Author: M.L. Humphrey

M.L. Humphrey is a former securities regulator, registered stockbroker (although only briefly), and consultant on regulatory and risk-related matters for large financial institutions with expertise in the areas of anti-money laundering regulation, mutual funds, and credit rating agencies. Since 2013 M.L. has also been a published author under a variety of pen names and across a variety of subjects and genres.

4 thoughts on “Copyright vs. Plagiarism”

  1. While M is correct that I’m a lawyer, I’ve only practised in a few areas of UK law and I’m not your lawyer; so, my comments aren’t legal advice. If you have concerns about your situation, speak to a suitable lawyer in your jurisdiction.

    As the previous post said, copyright protects a tangible expression of an idea not an idea itself. However, the edges on this are blurry. For example, taking a story and replacing every mention of “Simon” with “Symon” would technically make it a different tangible expression; however, it’s almost certain that a Court wouldn’t consider that sliver of difference sufficient; conversely, Twilight started as a vampire version of 50 Shades so copying a story relatively closely isn’t always a violation. Somewhere between those points, technical similarity becomes a copyright violation.

    However, some other rights (Trade Marks, for example) turn not on technical copying but rather on whether there is a risk of confusion: for example, if I market a soft drink called Dava Cola I’d be fine, but if I package it in red cans with white swooping writing, Coca Cola could quite reasonably argue people looking for their product might pick up mine instead. So, the copying of an idea might infringe IP if it could confuse customers: for example, Games Workshop argued that “Space Marines” were so symbolic of their Warhammer 40K universe that a story about marines fighting in space in armoured suits would be mistaken for part of their fiction range by their customers; they were ultimately unsuccessful, but their argument was strong enough the Court didn’t refuse to even consider it.

    So, the safest course is to put your own spin on genre tropes; this will not only protect you against accusations of infringing IP but will also make your book more than a generic example of the genre.

    Liked by 1 person

  2. First of all, thank you so much for responding so quickly and for writing this post. I found it well reasoned and easy to follow.
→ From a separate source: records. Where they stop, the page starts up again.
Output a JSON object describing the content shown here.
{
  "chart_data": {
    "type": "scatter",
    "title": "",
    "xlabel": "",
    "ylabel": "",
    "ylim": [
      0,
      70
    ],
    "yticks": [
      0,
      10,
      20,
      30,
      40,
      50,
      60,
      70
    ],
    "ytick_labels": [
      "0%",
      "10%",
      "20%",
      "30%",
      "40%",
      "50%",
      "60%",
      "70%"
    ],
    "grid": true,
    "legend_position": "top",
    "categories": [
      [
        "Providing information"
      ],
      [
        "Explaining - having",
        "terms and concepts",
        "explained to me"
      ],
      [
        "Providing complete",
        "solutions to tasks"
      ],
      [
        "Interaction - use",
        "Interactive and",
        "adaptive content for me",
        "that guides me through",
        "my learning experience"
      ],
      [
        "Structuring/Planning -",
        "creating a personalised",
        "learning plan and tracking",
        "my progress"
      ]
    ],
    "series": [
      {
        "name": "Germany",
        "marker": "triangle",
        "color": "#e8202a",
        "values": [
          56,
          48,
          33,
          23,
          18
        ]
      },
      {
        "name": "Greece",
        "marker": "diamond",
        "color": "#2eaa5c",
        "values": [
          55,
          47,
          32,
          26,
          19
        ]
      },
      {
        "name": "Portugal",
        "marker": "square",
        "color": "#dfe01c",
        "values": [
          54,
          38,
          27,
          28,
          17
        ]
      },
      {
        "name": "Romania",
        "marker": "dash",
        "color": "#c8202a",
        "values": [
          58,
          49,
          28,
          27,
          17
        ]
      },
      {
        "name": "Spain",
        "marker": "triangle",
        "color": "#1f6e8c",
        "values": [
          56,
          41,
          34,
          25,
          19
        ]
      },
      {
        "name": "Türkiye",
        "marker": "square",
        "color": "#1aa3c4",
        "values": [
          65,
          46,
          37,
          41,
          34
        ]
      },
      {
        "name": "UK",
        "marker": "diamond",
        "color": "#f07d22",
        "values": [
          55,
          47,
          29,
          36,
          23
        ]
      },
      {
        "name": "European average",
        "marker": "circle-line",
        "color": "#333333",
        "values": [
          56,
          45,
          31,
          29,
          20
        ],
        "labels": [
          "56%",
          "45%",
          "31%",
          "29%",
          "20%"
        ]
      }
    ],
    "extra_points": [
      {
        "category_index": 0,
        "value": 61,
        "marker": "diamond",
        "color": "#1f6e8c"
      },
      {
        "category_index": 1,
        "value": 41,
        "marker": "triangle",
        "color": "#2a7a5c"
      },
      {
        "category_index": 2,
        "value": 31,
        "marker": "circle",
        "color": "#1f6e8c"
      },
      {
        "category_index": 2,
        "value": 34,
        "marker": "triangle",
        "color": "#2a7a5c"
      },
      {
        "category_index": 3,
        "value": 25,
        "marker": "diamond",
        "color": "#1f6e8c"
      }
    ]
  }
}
    I think, going back to my original thoughts, that I was both right and wrong. To some degree, it is legally, morally, and ethically okay to “copy” certain ideas and elements as a fiction writer. Otherwise, once Iron Man was created, no other author could have ever had a superhero use a powered suit, which is just silly.

    The real issue seems to be, “Is there enough differentiation between your work and the original work?” Is your superhero basically Iron Man but wearing, say, purple and gold armor instead of red and gold? If so, you’ve plagiarized it. If, however, your guy in a powered suit doesn’t use the same power source, doesn’t have the same motivations, and isn’t really copying anything but the idea of using a powered suit to generate superpowers, you’re probably going to be okay in the court of public opinion.

    Thus, the blogger that I linked to was probably right in his assertion of plagiarism, assuming the closeness between the two books were really as straightforward as he made out.

    Thanks again for helping me wrap my head around this. Let me know if you disagree with my comment above.

    Liked by 1 person

    1. I think what you said sounds right to me, too. I always bristle a bit when someone throws around the p word because it isn’t clearly defined, but there are definitely times when someone needs to be called out for taking it a little too close to the line.